Dr. Dall’Era’s clinical research is focused on active surveillance and clinical outcomes for men with prostate cancer. He investigates the role of active surveillance for low risk prostate cancer by assessing markers of progression, and outcomes for institutional cohorts. Dr. Dall’Era is a board certified Diplomate of the American Board of Urology and a member of the Society of Urologic oncology as well as Associate Professor for the Department of Urology at the University of California Davis School of Medicine. He has published extensively in the urologic literature while maintaining a robust clinical practice. I had a chance to interview him about prostate cancer.
1. How prevalent is prostate cancer?
It is estimated that with PSA based screening, 1:5 US men will be diagnosed with prostate cancer
2. How is it generally diagnosed?
Prostate cancer is diagnosed after a prostate biopsy is done for an elevated PSA or abnormal prostate exam
3. What are some treatment options for those with prostate cancer?
Treatment options are based on estimating the risk the prostate cancer poses to the man's life.

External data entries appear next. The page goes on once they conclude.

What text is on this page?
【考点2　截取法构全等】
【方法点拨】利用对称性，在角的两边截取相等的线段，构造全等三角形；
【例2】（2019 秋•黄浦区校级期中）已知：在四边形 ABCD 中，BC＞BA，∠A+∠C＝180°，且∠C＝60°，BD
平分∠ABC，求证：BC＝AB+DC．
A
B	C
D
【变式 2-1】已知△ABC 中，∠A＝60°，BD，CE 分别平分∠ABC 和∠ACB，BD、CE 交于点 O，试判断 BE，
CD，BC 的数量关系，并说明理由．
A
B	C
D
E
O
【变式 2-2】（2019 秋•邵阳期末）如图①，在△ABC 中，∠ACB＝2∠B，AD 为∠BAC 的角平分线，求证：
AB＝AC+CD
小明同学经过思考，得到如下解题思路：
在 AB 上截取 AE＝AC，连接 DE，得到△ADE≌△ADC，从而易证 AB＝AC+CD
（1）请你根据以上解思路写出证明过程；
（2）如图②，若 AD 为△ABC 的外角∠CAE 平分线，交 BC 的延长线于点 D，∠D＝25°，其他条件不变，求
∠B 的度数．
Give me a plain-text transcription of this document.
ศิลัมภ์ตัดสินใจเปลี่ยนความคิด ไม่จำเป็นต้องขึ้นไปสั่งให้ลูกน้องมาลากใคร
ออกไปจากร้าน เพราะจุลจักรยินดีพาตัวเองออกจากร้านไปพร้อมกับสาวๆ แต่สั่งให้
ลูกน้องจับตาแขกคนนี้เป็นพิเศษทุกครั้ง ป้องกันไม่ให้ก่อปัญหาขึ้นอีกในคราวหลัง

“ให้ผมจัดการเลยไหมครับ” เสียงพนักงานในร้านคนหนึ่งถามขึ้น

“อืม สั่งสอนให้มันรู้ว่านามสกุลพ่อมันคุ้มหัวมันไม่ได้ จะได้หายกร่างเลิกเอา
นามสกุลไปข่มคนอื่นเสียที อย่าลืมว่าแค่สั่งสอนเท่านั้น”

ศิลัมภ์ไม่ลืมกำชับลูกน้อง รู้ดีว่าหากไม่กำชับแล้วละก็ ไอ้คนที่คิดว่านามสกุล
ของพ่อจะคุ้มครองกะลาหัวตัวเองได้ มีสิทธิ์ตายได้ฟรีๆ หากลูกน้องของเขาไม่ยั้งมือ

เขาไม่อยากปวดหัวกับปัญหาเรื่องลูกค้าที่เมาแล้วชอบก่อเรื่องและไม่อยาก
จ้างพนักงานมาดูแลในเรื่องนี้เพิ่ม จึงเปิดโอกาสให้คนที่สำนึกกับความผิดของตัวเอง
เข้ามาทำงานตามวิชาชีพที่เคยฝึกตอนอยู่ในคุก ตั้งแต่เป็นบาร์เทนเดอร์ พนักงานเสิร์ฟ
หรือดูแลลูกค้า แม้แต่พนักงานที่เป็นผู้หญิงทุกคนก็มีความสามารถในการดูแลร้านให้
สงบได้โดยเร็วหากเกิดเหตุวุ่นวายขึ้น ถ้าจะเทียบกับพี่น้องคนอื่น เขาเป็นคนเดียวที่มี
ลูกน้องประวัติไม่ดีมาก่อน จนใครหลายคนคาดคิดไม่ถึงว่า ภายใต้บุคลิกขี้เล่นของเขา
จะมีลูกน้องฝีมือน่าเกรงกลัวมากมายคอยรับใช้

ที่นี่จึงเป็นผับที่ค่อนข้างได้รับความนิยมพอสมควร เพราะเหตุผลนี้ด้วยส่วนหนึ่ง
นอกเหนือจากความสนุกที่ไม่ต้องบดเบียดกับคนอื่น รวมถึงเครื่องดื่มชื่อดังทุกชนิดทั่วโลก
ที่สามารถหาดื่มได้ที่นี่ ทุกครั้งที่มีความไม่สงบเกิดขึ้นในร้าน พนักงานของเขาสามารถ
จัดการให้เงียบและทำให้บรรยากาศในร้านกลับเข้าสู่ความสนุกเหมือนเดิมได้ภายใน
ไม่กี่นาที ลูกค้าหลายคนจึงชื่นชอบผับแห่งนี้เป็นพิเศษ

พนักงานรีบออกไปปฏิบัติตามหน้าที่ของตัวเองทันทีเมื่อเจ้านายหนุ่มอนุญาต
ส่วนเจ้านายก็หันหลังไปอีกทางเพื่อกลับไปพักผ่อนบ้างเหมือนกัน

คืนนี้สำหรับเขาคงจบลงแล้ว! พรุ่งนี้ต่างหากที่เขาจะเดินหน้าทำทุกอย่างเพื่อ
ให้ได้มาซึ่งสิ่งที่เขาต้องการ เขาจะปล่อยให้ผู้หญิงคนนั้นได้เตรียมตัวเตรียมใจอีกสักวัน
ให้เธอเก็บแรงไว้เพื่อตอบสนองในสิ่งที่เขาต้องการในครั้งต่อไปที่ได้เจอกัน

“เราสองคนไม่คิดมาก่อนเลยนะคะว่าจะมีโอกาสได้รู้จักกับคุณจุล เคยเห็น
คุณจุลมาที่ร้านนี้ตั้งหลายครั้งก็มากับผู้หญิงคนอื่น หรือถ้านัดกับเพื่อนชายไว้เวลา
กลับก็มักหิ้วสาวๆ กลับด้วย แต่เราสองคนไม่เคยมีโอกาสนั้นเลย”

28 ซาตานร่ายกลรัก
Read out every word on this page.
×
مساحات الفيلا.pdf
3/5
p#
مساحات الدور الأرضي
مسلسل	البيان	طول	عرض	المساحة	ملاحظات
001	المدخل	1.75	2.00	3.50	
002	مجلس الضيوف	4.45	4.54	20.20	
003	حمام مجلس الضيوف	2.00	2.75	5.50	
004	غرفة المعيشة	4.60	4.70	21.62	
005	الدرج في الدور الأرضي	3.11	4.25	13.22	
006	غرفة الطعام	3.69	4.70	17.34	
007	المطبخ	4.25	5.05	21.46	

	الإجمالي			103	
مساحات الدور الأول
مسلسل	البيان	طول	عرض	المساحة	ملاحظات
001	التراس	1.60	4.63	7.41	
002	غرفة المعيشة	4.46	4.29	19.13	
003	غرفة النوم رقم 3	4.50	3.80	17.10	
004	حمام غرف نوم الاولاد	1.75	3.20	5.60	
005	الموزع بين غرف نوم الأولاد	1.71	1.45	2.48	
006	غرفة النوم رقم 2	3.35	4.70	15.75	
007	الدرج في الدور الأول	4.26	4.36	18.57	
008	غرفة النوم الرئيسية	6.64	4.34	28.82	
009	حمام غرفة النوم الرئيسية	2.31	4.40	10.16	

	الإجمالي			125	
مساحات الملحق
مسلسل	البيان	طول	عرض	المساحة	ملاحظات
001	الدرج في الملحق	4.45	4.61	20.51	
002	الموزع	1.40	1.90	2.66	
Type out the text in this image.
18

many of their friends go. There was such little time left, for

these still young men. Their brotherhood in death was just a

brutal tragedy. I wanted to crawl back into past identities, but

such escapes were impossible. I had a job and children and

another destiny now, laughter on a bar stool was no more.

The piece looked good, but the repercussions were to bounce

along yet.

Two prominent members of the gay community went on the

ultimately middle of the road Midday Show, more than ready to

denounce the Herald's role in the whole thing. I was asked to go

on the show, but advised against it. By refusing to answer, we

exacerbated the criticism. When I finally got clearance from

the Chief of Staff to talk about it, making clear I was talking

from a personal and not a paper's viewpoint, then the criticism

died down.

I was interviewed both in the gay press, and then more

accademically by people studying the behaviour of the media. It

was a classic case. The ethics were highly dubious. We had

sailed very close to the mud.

General treatment approaches for localized prostate cancer include active surveillance, prostatectomy (prostate removal), and radiation therapy (which comes in various forms). Metastatic prostate cancer is treated with hormonal therapy +/- chemotherapy with other options available as cancer progresses.
4. Why is it important to be educated about different options?
It is important to understand all options available, because one size does not fit all. Different options may be recommended based on how aggressive the cancer is and this is where a test such as the Oncotype Dx can help determine aggressiveness and assist in treatment decision making. Other considerations include patient age, health status, quality of life. Just as all patients are different, each prostate cancer is different and treatment decisions should be personalized based on thorough understanding of the disease and of all options available.
5. How can women be supportive of the men in their lives who have prostate cancer?
Spouses and partners are often critical to the decision making process. They can help during the data gathering phase for men to understand all of their treatment options. It is important for men and their partners to identify their priorities for treatment, balancing the desire for cancer eradication and maintaining quality of life. Shared decision making ensures that both patients and partners are on board with the treatment plan and can support each other throughout the process.